Do not sleep on this! ( Jensen Ward / Iron Lung Records )


Our take: I spent the first several listens to this Pitva record just trying to wrap my ears around it, figuring out what was going on. Really, I’m still in that stage… what is this strange record? The easiest way to describe Pitva might be to say that they live at the intersection of hardcore and noise music, but that can mean so many things. Pitva isn’t hardcore with noise elements laid on top like Bad Breeding (whom I also love), and they aren’t noise music with a hardcore pulse. Maybe they’re not hardcore or noise music at all, as Pitva seems to arrive at their sound by some kind of weird alchemy. The one record in my collection that Pitva reminds me of is the first Iceage LP, another record that had me wondering, “is this hardcore? and if not, then what is it?” Perhaps, like Iceage, Pitva will abandon the chaotic and abrasive elements of their sound and focus on the icy atmospheres and ghostly hooks, but it’s hard to image that based just on this record… the abrasiveness is too baked in. Despite having spent a lot of time listening to Pitva since this record landed at Sorry State, I feel like I’m still not really hearing the music, because I’m still staring agog at the turntable, wondering how they arrived at this sound.
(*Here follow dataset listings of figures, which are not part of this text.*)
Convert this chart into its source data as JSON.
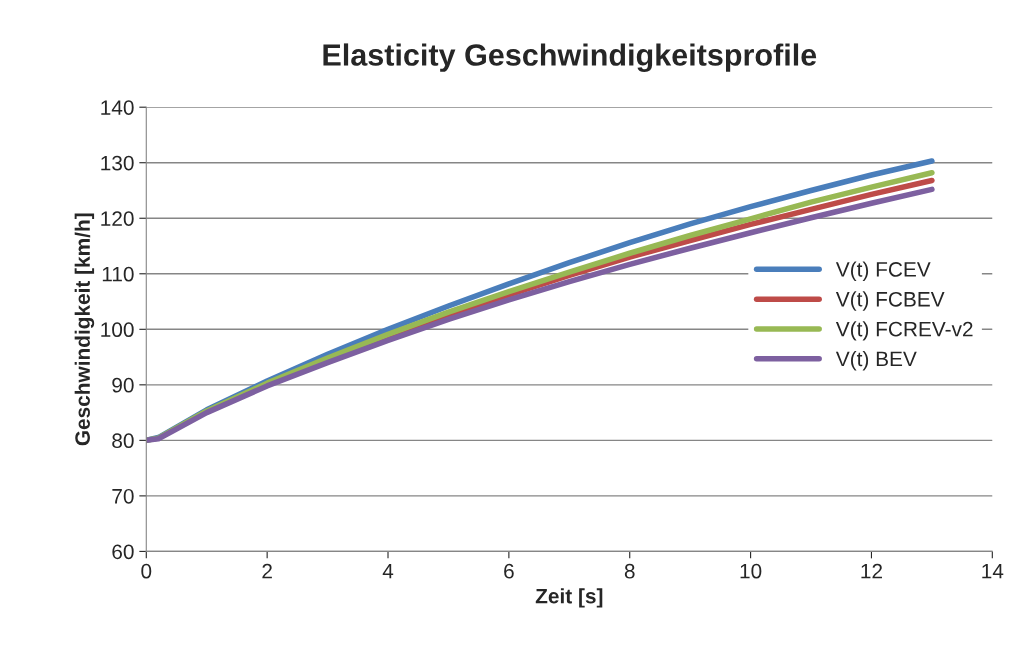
{
  "chart_data": {
    "type": "line",
    "title": "Elasticity Geschwindigkeitsprofile",
    "xlabel": "Zeit [s]",
    "ylabel": "Geschwindigkeit [km/h]",
    "x": [
      0,
      0.2,
      1,
      2,
      3,
      4,
      5,
      6,
      7,
      8,
      9,
      10,
      11,
      12,
      13
    ],
    "series": [
      {
        "name": "V(t) FCEV",
        "color": "#4a7ebb",
        "values": [
          80,
          80.5,
          85.5,
          90.7,
          95.5,
          100,
          104.2,
          108.2,
          112,
          115.6,
          119,
          122.1,
          125,
          127.8,
          130.3
        ]
      },
      {
        "name": "V(t) FCBEV",
        "color": "#be4b48",
        "values": [
          null,
          null,
          null,
          null,
          94.6,
          98.8,
          102.6,
          106.2,
          109.7,
          113,
          116,
          118.9,
          121.6,
          124.3,
          126.8
        ]
      },
      {
        "name": "V(t) FCREV-v2",
        "color": "#98b954",
        "values": [
          80,
          80.4,
          85.3,
          90.3,
          94.8,
          99.1,
          103.1,
          106.8,
          110.3,
          113.7,
          116.9,
          119.9,
          122.9,
          125.6,
          128.2
        ]
      },
      {
        "name": "V(t) BEV",
        "color": "#7d60a0",
        "values": [
          80,
          80.3,
          85,
          89.8,
          94,
          98,
          101.8,
          105.3,
          108.6,
          111.7,
          114.6,
          117.4,
          120.1,
          122.7,
          125.2
        ]
      }
    ],
    "xlim": [
      0,
      14
    ],
    "xticks": [
      0,
      2,
      4,
      6,
      8,
      10,
      12,
      14
    ],
    "ylim": [
      60,
      140
    ],
    "yticks": [
      60,
      70,
      80,
      90,
      100,
      110,
      120,
      130,
      140
    ],
    "grid": "y",
    "legend": "right",
    "marker": "none",
    "line_style": "solid"
  }
}
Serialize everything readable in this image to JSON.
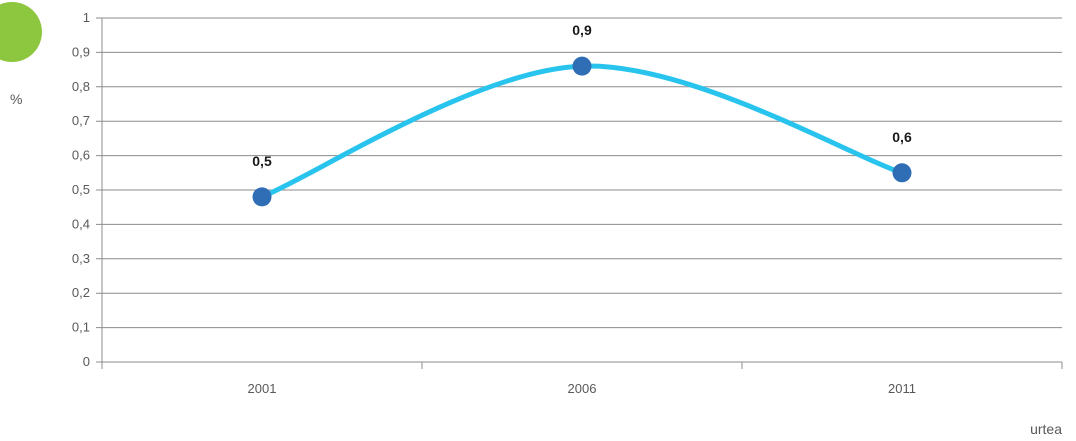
{
  "badge_color": "#8dc63f",
  "chart_data": {
    "type": "line",
    "title": "",
    "xlabel": "urtea",
    "ylabel": "%",
    "categories": [
      "2001",
      "2006",
      "2011"
    ],
    "series": [
      {
        "values": [
          0.48,
          0.86,
          0.55
        ],
        "data_labels": [
          "0,5",
          "0,9",
          "0,6"
        ],
        "line_color": "#29c4ee",
        "marker_color": "#2f6eb5"
      }
    ],
    "ylim": [
      0,
      1
    ],
    "yticks": [
      0,
      0.1,
      0.2,
      0.3,
      0.4,
      0.5,
      0.6,
      0.7,
      0.8,
      0.9,
      1
    ],
    "ytick_labels": [
      "0",
      "0,1",
      "0,2",
      "0,3",
      "0,4",
      "0,5",
      "0,6",
      "0,7",
      "0,8",
      "0,9",
      "1"
    ],
    "grid": true,
    "smooth": true
  }
}
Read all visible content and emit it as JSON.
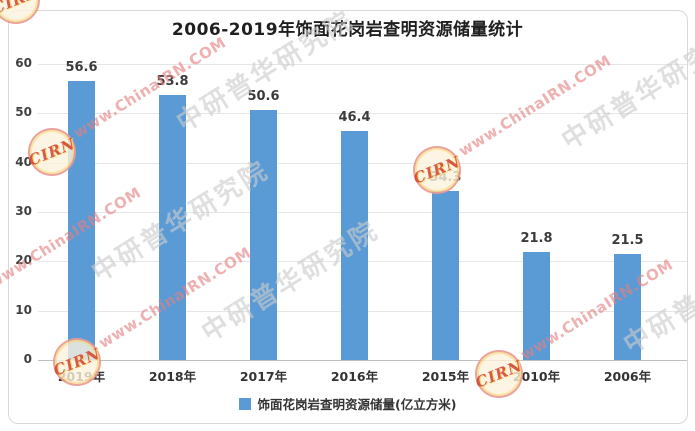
{
  "chart_data": {
    "type": "bar",
    "title": "2006-2019年饰面花岗岩查明资源储量统计",
    "categories": [
      "2019年",
      "2018年",
      "2017年",
      "2016年",
      "2015年",
      "2010年",
      "2006年"
    ],
    "values": [
      56.6,
      53.8,
      50.6,
      46.4,
      34.3,
      21.8,
      21.5
    ],
    "legend": "饰面花岗岩查明资源储量(亿立方米)",
    "legend_position": "bottom",
    "xlabel": "",
    "ylabel": "",
    "ylim": [
      0,
      60
    ],
    "yticks": [
      0,
      10,
      20,
      30,
      40,
      50,
      60
    ],
    "grid": true,
    "bar_color": "#5B9BD5",
    "value_label_decimals": 1
  },
  "watermark": {
    "logo_text": "CIRN",
    "url_text": "www.ChinaIRN.COM",
    "cn_text": "中研普华研究院"
  }
}
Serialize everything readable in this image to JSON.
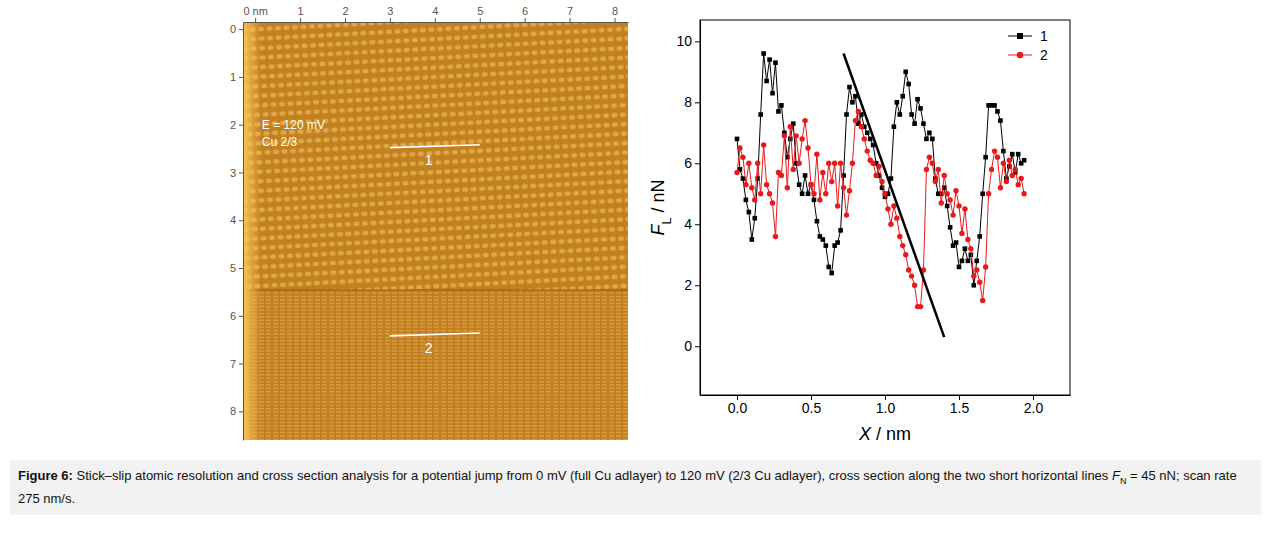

Where most music seems to be built up by a gradual accretion of rhythms, melodies, lyrics, and other musical elements, Pitva sounds like they started with a block of white noise and chipped away at it with chisels, axes, hammers, hydrochloric acid, and other caustic agents. This isn’t music you dance to or sing along with, it’s music that inspires wonder, that transports you to a place that’s strange and uncanny.